Canadian Ambassador to the U.S. David MacNaughton pointed to one of President Donald Trump's tweets about e-commerce to explain why Canada sees the need for conservative de minimis levels, but said changing it has been under discussion in NAFTA negotiations. "Is there a number between 20 [dollars] and 800 [dollars] that works? Probably," he said. He said he presumes that before the deal is finished, Canada will raise its de minimis level, but said it will probably be to a lot less than $800. He also said he doesn't expect the U.S. de minimis level to necessarily move down to the same amount Canada agrees to.
Leaders of the New Democrat Coalition, who traditionally vote for free trade deals, expressed their frustration that the U.S. trade representative is not telling them what is happening in NAFTA negotiations. At a press conference April 26, Rep. Ron Kind, D-Wis., Rep. Rick Larsen, D-Wash., Rep. Kendrick Meeks, D-N.Y., and Rep. Scott Peters, D-Calif., said they need to know where NAFTA is headed. "We're getting the sense more and more" that the administration intends to bring a rewritten NAFTA as a fait accompli, Kind said. "I would suggest their tactics are wrong and they shouldn't take these votes for granted," Larsen said.
Canada is publishing regulatory changes expanding the scope of steel and aluminum products that have to be marked with their country of origin, harmonizing the list with U.S. requirements, according to a press release from the prime minister's office. The move comes amid other measures related to steel and aluminum, including more than $30 million in additional funding to the Canada Border Services Agency and Global Affairs Canada to bolster the country's efforts "to prevent transshipment and diversion of unfairly priced foreign steel and aluminum into the North American market," it said. The new funding, which will be set at $6.8 million annually for five years, will pay for more than 40 new officers to investigate trade complaints. This April 26 announcement follows one in March (see 1803270026) also designed to address America's concerns about illegally subsidized steel and aluminum imports, the subject of the Section 232 action.
Discussions of auto rules of origin are getting more specific as NAFTA talks continue, according to Canada's Foreign Minister Chrystia Freeland, who spoke to reporters outside the headquarters of the Office of the U.S. Trade Representative on April 25. "We are starting to get into a more detailed conversation, which is absolutely necessary, given the fiendish complexity of rules of origin for cars -- and I think it's a really good thing we're starting to dig into the details," she said.
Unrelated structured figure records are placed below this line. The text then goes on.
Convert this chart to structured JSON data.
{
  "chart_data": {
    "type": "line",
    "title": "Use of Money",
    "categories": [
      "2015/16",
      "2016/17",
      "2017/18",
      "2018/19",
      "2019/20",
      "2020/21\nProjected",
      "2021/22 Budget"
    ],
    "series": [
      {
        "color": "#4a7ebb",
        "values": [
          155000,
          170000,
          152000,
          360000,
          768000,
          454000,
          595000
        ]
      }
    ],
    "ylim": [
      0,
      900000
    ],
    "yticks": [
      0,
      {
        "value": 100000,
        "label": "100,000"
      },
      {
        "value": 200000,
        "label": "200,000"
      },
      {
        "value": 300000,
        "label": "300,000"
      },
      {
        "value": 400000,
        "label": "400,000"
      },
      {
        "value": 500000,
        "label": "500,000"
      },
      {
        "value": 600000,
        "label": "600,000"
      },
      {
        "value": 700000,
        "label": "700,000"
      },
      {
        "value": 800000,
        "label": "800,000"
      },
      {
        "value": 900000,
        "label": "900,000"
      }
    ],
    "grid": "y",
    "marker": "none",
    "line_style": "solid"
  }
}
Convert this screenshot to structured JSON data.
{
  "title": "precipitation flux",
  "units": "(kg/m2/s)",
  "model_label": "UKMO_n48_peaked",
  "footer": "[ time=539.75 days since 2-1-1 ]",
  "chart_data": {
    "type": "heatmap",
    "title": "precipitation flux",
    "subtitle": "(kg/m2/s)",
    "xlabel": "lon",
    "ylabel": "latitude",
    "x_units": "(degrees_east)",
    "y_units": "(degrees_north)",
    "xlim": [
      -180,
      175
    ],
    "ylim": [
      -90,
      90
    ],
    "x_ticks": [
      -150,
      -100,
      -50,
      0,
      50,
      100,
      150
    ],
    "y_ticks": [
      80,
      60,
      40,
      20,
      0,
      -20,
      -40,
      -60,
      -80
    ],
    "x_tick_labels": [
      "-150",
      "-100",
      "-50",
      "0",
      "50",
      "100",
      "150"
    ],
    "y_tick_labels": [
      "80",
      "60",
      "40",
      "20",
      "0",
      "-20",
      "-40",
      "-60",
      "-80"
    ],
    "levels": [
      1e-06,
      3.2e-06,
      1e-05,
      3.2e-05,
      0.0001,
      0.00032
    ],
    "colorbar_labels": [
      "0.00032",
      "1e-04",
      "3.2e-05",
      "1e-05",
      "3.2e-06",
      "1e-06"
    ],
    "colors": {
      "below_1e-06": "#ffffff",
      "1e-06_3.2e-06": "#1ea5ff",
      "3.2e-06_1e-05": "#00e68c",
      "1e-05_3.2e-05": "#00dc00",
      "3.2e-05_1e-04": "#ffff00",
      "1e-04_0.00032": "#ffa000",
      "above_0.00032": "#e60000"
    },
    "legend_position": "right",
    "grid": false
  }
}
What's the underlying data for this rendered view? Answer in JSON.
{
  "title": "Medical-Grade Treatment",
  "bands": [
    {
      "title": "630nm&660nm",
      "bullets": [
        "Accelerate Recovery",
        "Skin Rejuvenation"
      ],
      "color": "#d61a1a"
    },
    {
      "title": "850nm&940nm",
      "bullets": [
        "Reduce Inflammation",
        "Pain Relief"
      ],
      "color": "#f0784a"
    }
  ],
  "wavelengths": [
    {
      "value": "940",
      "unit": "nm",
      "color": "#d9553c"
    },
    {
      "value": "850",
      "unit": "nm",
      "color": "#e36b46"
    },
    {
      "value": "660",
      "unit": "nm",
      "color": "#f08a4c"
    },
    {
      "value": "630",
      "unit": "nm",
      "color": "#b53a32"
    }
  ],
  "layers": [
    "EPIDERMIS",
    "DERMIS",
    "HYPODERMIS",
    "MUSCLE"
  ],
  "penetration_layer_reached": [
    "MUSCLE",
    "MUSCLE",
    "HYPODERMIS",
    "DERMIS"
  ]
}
Some say that the U.S. has compromised very little on its higher rules-of-origin demands (see 1804230048), as U.S. Trade Representative Robert Lighthizer is not convinced by auto companies' complaints.
Stakeholders continue to ask for additional and enhanced ACE capabilities, and the agency is working on system enhancements to enable de minimis functionality, CBP Commissioner Kevin McAleenan told the House Homeland Security Committee Subcommittee on Border and Maritime Security in his prepared opening statement. Creating de minimis functionality "will provide CBP access to previously unavailable admissibility data for low value shipments, resulting in improved cargo processing and use of enforcement resources," he said.